While researching a recent tome I discovered much about the wonder that is mammalian hearing. As the so-called mammal-like reptiles of the Triassic shrank, from the size of large dogs to small dogs to cats to mice to shrews, they also changed in shape. The tooth-bearing bone of the lower jaw (the dentary) expanded, kettling the other bones at the back until they left the jaw completely and were swept into the middle-ear. There, the bones of the jaw joint, specifically the articular (in the back of the jaw) and the quadrate (the bone in the skull with which it articulated) became respectively the malleus and the incus, joining the time-hallowed stapes to give a chain of three tiny bones (the ossicles) connecting the eardrum to the inner ear. Mammals have a new jaw joint, in which the dentary articulates with another bone in the skull, the squamosal.

The result was transformative. The ossicles allowed hearing of refined sensitivity and at much higher pitches than reptiles could manage. Even birds — which still hear with the reptilian system, and its single stapes bone — cannot hear pitches higher than about 10 kilohertz (kHz), for all their trills and tweets and coos. Yet small children can hear up to 20 kHz, and this is positively cloth-eared compared with dogs (45 kHz), cats (85 kHz) and dolphins (160 kHz).

It was as if the first true mammals discovered a door in the high hedge surrounding the dark and dense woods in which they lived and found a wide-open vista the existence of which they had not suspected.

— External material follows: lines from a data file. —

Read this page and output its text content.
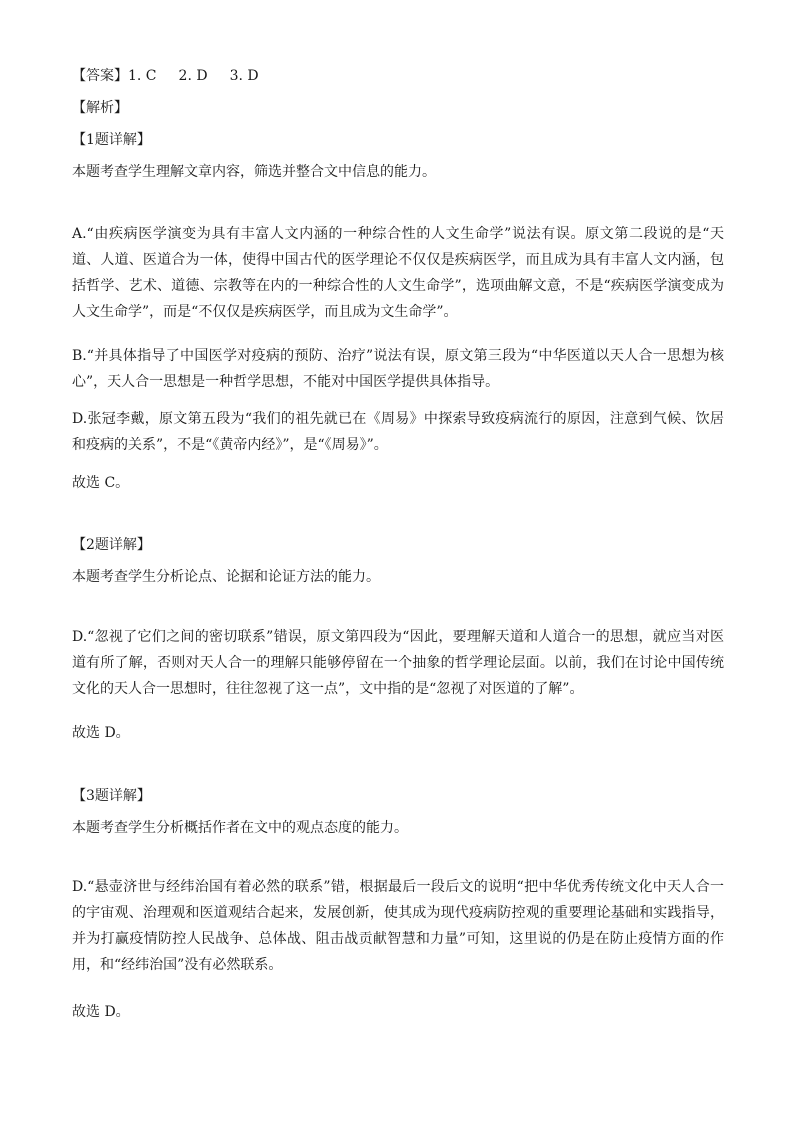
【答案】1. C 2. D 3. D
【解析】
【1题详解】
本题考查学生理解文章内容，筛选并整合文中信息的能力。
A.“由疾病医学演变为具有丰富人文内涵的一种综合性的人文生命学”说法有误。原文第二段说的是“天道、人道、医道合为一体，使得中国古代的医学理论不仅仅是疾病医学，而且成为具有丰富人文内涵，包括哲学、艺术、道德、宗教等在内的一种综合性的人文生命学”，选项曲解文意，不是“疾病医学演变成为人文生命学”，而是“不仅仅是疾病医学，而且成为文生命学”。
B.“并具体指导了中国医学对疫病的预防、治疗”说法有误，原文第三段为“中华医道以天人合一思想为核心”，天人合一思想是一种哲学思想，不能对中国医学提供具体指导。
D.张冠李戴，原文第五段为“我们的祖先就已在《周易》中探索导致疫病流行的原因，注意到气候、饮居和疫病的关系”，不是“《黄帝内经》”，是“《周易》”。
故选 C。
【2题详解】
本题考查学生分析论点、论据和论证方法的能力。
D.“忽视了它们之间的密切联系”错误，原文第四段为“因此，要理解天道和人道合一的思想，就应当对医道有所了解，否则对天人合一的理解只能够停留在一个抽象的哲学理论层面。以前，我们在讨论中国传统文化的天人合一思想时，往往忽视了这一点”，文中指的是“忽视了对医道的了解”。
故选 D。
【3题详解】
本题考查学生分析概括作者在文中的观点态度的能力。
D.“悬壶济世与经纬治国有着必然的联系”错，根据最后一段后文的说明“把中华优秀传统文化中天人合一的宇宙观、治理观和医道观结合起来，发展创新，使其成为现代疫病防控观的重要理论基础和实践指导，并为打赢疫情防控人民战争、总体战、阻击战贡献智慧和力量”可知，这里说的仍是在防止疫情方面的作用，和“经纬治国”没有必然联系。
故选 D。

I use the word ‘small children’ above advisedly. As we humans age, we tend to lose our ability to detect the higher pitches (I am now 60). Over the past few years my own sensitivity to higher pitches has declined, such that I am now affectionately known chez Gee as ‘You Deaf Old Bugger’. After months of resistance I was finally persuaded to get my hearing tested, which I did at an audiology branch of a well-known chain of optician. My audiogram showed significant loss of sensitivity to higher-pitched sounds, especially above 2000 Hz (2 kHz). It is these frequencies that define consonants in everyday speech. This hearing loss explains why when Mrs Gee asks me to send reinforcements as the Russians are going to advance, I think she is asking me send three and fourpence, the Russians are going to a dance. The family has had to endure regular subtitling on TV – either that, or volumes too high for the rest of the family to tolerate.

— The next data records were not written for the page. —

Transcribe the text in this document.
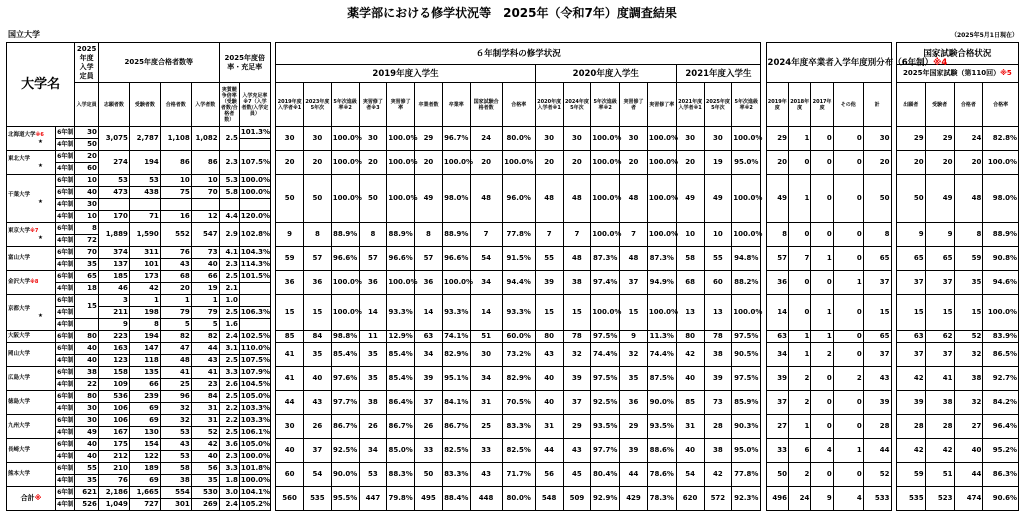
薬学部における修学状況等　2025年（令和7年）度調査結果
国立大学	（2025年5月1日現在）
大学名		2025年度入学定員	2025年度合格者数等				2025年度倍率・充足率			６年制学科の修学状況																		2024年度卒業者入学年度別分布（6年制）※4						国家試験合格状況			
										2019年度入学生									2020年度入学生					2021年度入学生										2025年国家試験（第110回）※5			
		入学定員	志願者数	受験者数	合格者数	入学者数	実質競争倍率（受験者数/合格者数）	入学充足率※7（入学者数/入学定員）		2019年度入学者※1	2023年度5年次	5年次進級率※2	実習修了者※3	実習修了率	卒業者数	卒業率	国家試験合格者数	合格率	2020年度入学者※1	2024年度5年次	5年次進級率※2	実習修了者	実習修了率	2021年度入学者※1	2025年度5年次	5年次進級率※2		2019年度	2018年度	2017年度	その他	計		出願者	受験者	合格者	合格率
北海道大学※6
★	6年制	30	3,075	2,787	1,108	1,082	2.5	101.3%		30	30	100.0%	30	100.0%	29	96.7%	24	80.0%	30	30	100.0%	30	100.0%	30	30	100.0%		29	1	0	0	30		29	29	24	82.8%
	4年制	50																																			
東北大学
★	6年制	20	274	194	86	86	2.3	107.5%		20	20	100.0%	20	100.0%	20	100.0%	20	100.0%	20	20	100.0%	20	100.0%	20	19	95.0%		20	0	0	0	20		20	20	20	100.0%
	4年制	60																																			
千葉大学
★	6年制	10	53	53	10	10	5.3	100.0%		50	50	100.0%	50	100.0%	49	98.0%	48	96.0%	48	48	100.0%	48	100.0%	49	49	100.0%		49	1	0	0	50		50	49	48	98.0%
	6年制	40	473	438	75	70	5.8	100.0%																													
	4年制	30																																			
	4年制	10	170	71	16	12	4.4	120.0%																													
東京大学※7
★	6年制	8	1,889	1,590	552	547	2.9	102.8%		9	8	88.9%	8	88.9%	8	88.9%	7	77.8%	7	7	100.0%	7	100.0%	10	10	100.0%		8	0	0	0	8		9	9	8	88.9%
	4年制	72																																			
富山大学	6年制	70	374	311	76	73	4.1	104.3%		59	57	96.6%	57	96.6%	57	96.6%	54	91.5%	55	48	87.3%	48	87.3%	58	55	94.8%		57	7	1	0	65		65	65	59	90.8%
	4年制	35	137	101	43	40	2.3	114.3%																													
金沢大学※8	6年制	65	185	173	68	66	2.5	101.5%		36	36	100.0%	36	100.0%	36	100.0%	34	94.4%	39	38	97.4%	37	94.9%	68	60	88.2%		36	0	0	1	37		37	37	35	94.6%
	4年制	18	46	42	20	19	2.1																														
京都大学
★	6年制	15	3	1	1	1	1.0			15	15	100.0%	14	93.3%	14	93.3%	14	93.3%	15	15	100.0%	15	100.0%	13	13	100.0%		14	0	1	0	15		15	15	15	100.0%
	4年制		211	198	79	79	2.5	106.3%																													
	4年制		9	8	5	5	1.6																														
大阪大学	6年制	80	223	194	82	82	2.4	102.5%		85	84	98.8%	11	12.9%	63	74.1%	51	60.0%	80	78	97.5%	9	11.3%	80	78	97.5%		63	1	1	0	65		63	62	52	83.9%
岡山大学	6年制	40	163	147	47	44	3.1	110.0%		41	35	85.4%	35	85.4%	34	82.9%	30	73.2%	43	32	74.4%	32	74.4%	42	38	90.5%		34	1	2	0	37		37	37	32	86.5%
	4年制	40	123	118	48	43	2.5	107.5%																													
広島大学	6年制	38	158	135	41	41	3.3	107.9%		41	40	97.6%	35	85.4%	39	95.1%	34	82.9%	40	39	97.5%	35	87.5%	40	39	97.5%		39	2	0	2	43		42	41	38	92.7%
	4年制	22	109	66	25	23	2.6	104.5%																													
徳島大学	6年制	80	536	239	96	84	2.5	105.0%		44	43	97.7%	38	86.4%	37	84.1%	31	70.5%	40	37	92.5%	36	90.0%	85	73	85.9%		37	2	0	0	39		39	38	32	84.2%
	4年制	30	106	69	32	31	2.2	103.3%																													
九州大学	6年制	30	106	69	32	31	2.2	103.3%		30	26	86.7%	26	86.7%	26	86.7%	25	83.3%	31	29	93.5%	29	93.5%	31	28	90.3%		27	1	0	0	28		28	28	27	96.4%
	4年制	49	167	130	53	52	2.5	106.1%																													
長崎大学	6年制	40	175	154	43	42	3.6	105.0%		40	37	92.5%	34	85.0%	33	82.5%	33	82.5%	44	43	97.7%	39	88.6%	40	38	95.0%		33	6	4	1	44		42	42	40	95.2%
	4年制	40	212	122	53	40	2.3	100.0%																													
熊本大学	6年制	55	210	189	58	56	3.3	101.8%		60	54	90.0%	53	88.3%	50	83.3%	43	71.7%	56	45	80.4%	44	78.6%	54	42	77.8%		50	2	0	0	52		59	51	44	86.3%
	4年制	35	76	69	38	35	1.8	100.0%																													
合計※	6年制	621	2,186	1,665	554	530	3.0	104.1%		560	535	95.5%	447	79.8%	495	88.4%	448	80.0%	548	509	92.9%	429	78.3%	620	572	92.3%		496	24	9	4	533		535	523	474	90.6%
	4年制	526	1,049	727	301	269	2.4	105.2%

Although I have abused my hearing throughout my life with exposure to loud music, mild to moderate age-related hearing loss is very common. There might also be a genetic element. Close relatives younger than I have hearing aids. So, in the past week I have joined the ranks of the hearing-aided.

What a revelation it has been.

I cannot pretend it is anything like the experience of the first mammals. However, we can turn down the volume on the TV and radio here at chez Gee and subtitles aren’t always a must. My hearing aids are also equipped with bluetooth which is brilliant. I can listen to music or audiobooks as I engage on my daily round — something I was used to doing with earbuds. And there is an app for that (of course) so I can control my hearing aids from my phone.

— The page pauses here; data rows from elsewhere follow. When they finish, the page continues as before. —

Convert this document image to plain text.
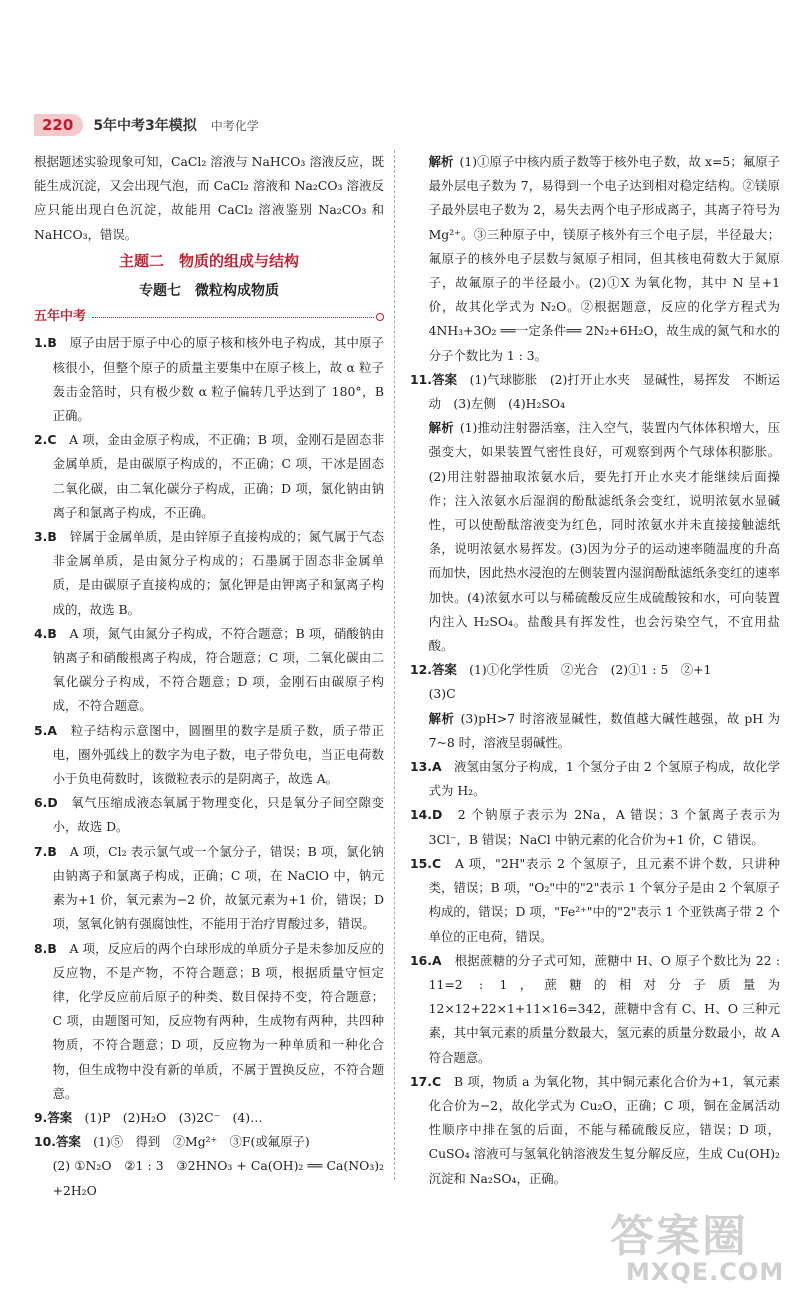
220	5年中考3年模拟 中考化学

根据题述实验现象可知，CaCl₂ 溶液与 NaHCO₃ 溶液反应，既能生成沉淀，又会出现气泡，而 CaCl₂ 溶液和 Na₂CO₃ 溶液反应只能出现白色沉淀，故能用 CaCl₂ 溶液鉴别 Na₂CO₃ 和 NaHCO₃，错误。

主题二　物质的组成与结构
专题七　微粒构成物质
五年中考

1.B　 原子由居于原子中心的原子核和核外电子构成，其中原子核很小，但整个原子的质量主要集中在原子核上，故 α 粒子轰击金箔时，只有极少数 α 粒子偏转几乎达到了 180°，B 正确。

2.C　 A 项，金由金原子构成，不正确；B 项，金刚石是固态非金属单质，是由碳原子构成的，不正确；C 项，干冰是固态二氧化碳，由二氧化碳分子构成，正确；D 项，氯化钠由钠离子和氯离子构成，不正确。

3.B　 锌属于金属单质，是由锌原子直接构成的；氮气属于气态非金属单质，是由氮分子构成的；石墨属于固态非金属单质，是由碳原子直接构成的；氯化钾是由钾离子和氯离子构成的，故选 B。

4.B　 A 项，氮气由氮分子构成，不符合题意；B 项，硝酸钠由钠离子和硝酸根离子构成，符合题意；C 项，二氧化碳由二氧化碳分子构成，不符合题意；D 项，金刚石由碳原子构成，不符合题意。

5.A　 粒子结构示意图中，圆圈里的数字是质子数，质子带正电，圈外弧线上的数字为电子数，电子带负电，当正电荷数小于负电荷数时，该微粒表示的是阴离子，故选 A。

6.D　 氧气压缩成液态氧属于物理变化，只是氧分子间空隙变小，故选 D。

7.B　 A 项，Cl₂ 表示氯气或一个氯分子，错误；B 项，氯化钠由钠离子和氯离子构成，正确；C 项，在 NaClO 中，钠元素为+1 价，氧元素为−2 价，故氯元素为+1 价，错误；D 项，氢氧化钠有强腐蚀性，不能用于治疗胃酸过多，错误。

8.B　 A 项，反应后的两个白球形成的单质分子是未参加反应的反应物，不是产物，不符合题意；B 项，根据质量守恒定律，化学反应前后原子的种类、数目保持不变，符合题意；C 项，由题图可知，反应物有两种，生成物有两种，共四种物质，不符合题意；D 项，反应物为一种单质和一种化合物，但生成物中没有新的单质，不属于置换反应，不符合题意。

9.答案　 (1)P　(2)H₂O　(3)2C⁻　(4)…

10.答案　 (1)⑤　得到　②Mg²⁺　③F(或氟原子)

(2) ①N₂O　②1 : 3　③2HNO₃ + Ca(OH)₂ ══ Ca(NO₃)₂ +2H₂O

解析 (1)①原子中核内质子数等于核外电子数，故 x=5；氟原子最外层电子数为 7，易得到一个电子达到相对稳定结构。②镁原子最外层电子数为 2，易失去两个电子形成离子，其离子符号为 Mg²⁺。③三种原子中，镁原子核外有三个电子层，半径最大；氟原子的核外电子层数与氮原子相同，但其核电荷数大于氮原子，故氟原子的半径最小。(2)①X 为氧化物，其中 N 呈+1 价，故其化学式为 N₂O。②根据题意，反应的化学方程式为 4NH₃+3O₂ ══一定条件══ 2N₂+6H₂O，故生成的氮气和水的分子个数比为 1 : 3。

11.答案　 (1)气球膨胀　(2)打开止水夹　显碱性，易挥发　不断运动　(3)左侧　(4)H₂SO₄

解析 (1)推动注射器活塞，注入空气，装置内气体体积增大，压强变大，如果装置气密性良好，可观察到两个气球体积膨胀。(2)用注射器抽取浓氨水后，要先打开止水夹才能继续后面操作；注入浓氨水后湿润的酚酞滤纸条会变红，说明浓氨水显碱性，可以使酚酞溶液变为红色，同时浓氨水并未直接接触滤纸条，说明浓氨水易挥发。(3)因为分子的运动速率随温度的升高而加快，因此热水浸泡的左侧装置内湿润酚酞滤纸条变红的速率加快。(4)浓氨水可以与稀硫酸反应生成硫酸铵和水，可向装置内注入 H₂SO₄。盐酸具有挥发性，也会污染空气，不宜用盐酸。

12.答案　 (1)①化学性质　②光合　(2)①1 : 5　②+1

(3)C

解析 (3)pH>7 时溶液显碱性，数值越大碱性越强，故 pH 为 7~8 时，溶液呈弱碱性。

13.A　 液氢由氢分子构成，1 个氢分子由 2 个氢原子构成，故化学式为 H₂。

14.D　 2 个钠原子表示为 2Na，A 错误；3 个氯离子表示为 3Cl⁻，B 错误；NaCl 中钠元素的化合价为+1 价，C 错误。

15.C　 A 项，"2H"表示 2 个氢原子，且元素不讲个数，只讲种类，错误；B 项，"O₂"中的"2"表示 1 个氧分子是由 2 个氧原子构成的，错误；D 项，"Fe²⁺"中的"2"表示 1 个亚铁离子带 2 个单位的正电荷，错误。

16.A　 根据蔗糖的分子式可知，蔗糖中 H、O 原子个数比为 22 : 11=2 : 1，蔗糖的相对分子质量为 12×12+22×1+11×16=342，蔗糖中含有 C、H、O 三种元素，其中氧元素的质量分数最大，氢元素的质量分数最小，故 A 符合题意。

17.C　 B 项，物质 a 为氧化物，其中铜元素化合价为+1，氧元素化合价为−2，故化学式为 Cu₂O，正确；C 项，铜在金属活动性顺序中排在氢的后面，不能与稀硫酸反应，错误；D 项，CuSO₄ 溶液可与氢氧化钠溶液发生复分解反应，生成 Cu(OH)₂ 沉淀和 Na₂SO₄，正确。

答案圈
MXQE.COM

It was rather disconcerting initially. For the first two days or so the world did seem rather ‘fizzy’ as I could hear ‘noisy’ and high-pitched sounds well for the first time in years. I didn’t realise how much birdsong there is, even in midwinter. But I learn that it takes time for one to learn to live with the experience and after a few days it settles down.

There are downsides – if I want too play music through studio headphones I need to take my hearing aids out. And, as I am one of the few people with sufficient sense left in the world to wear an FFP2 mask in crowded public spaces (one wonders if the NHS would be quite so burdened with flu and COVID cases were mask wearing compulsory in public spaces),  putting on and removing a mask is quite tricky when there are hearing aids in the way. But that’s an argument, perhaps, for another time.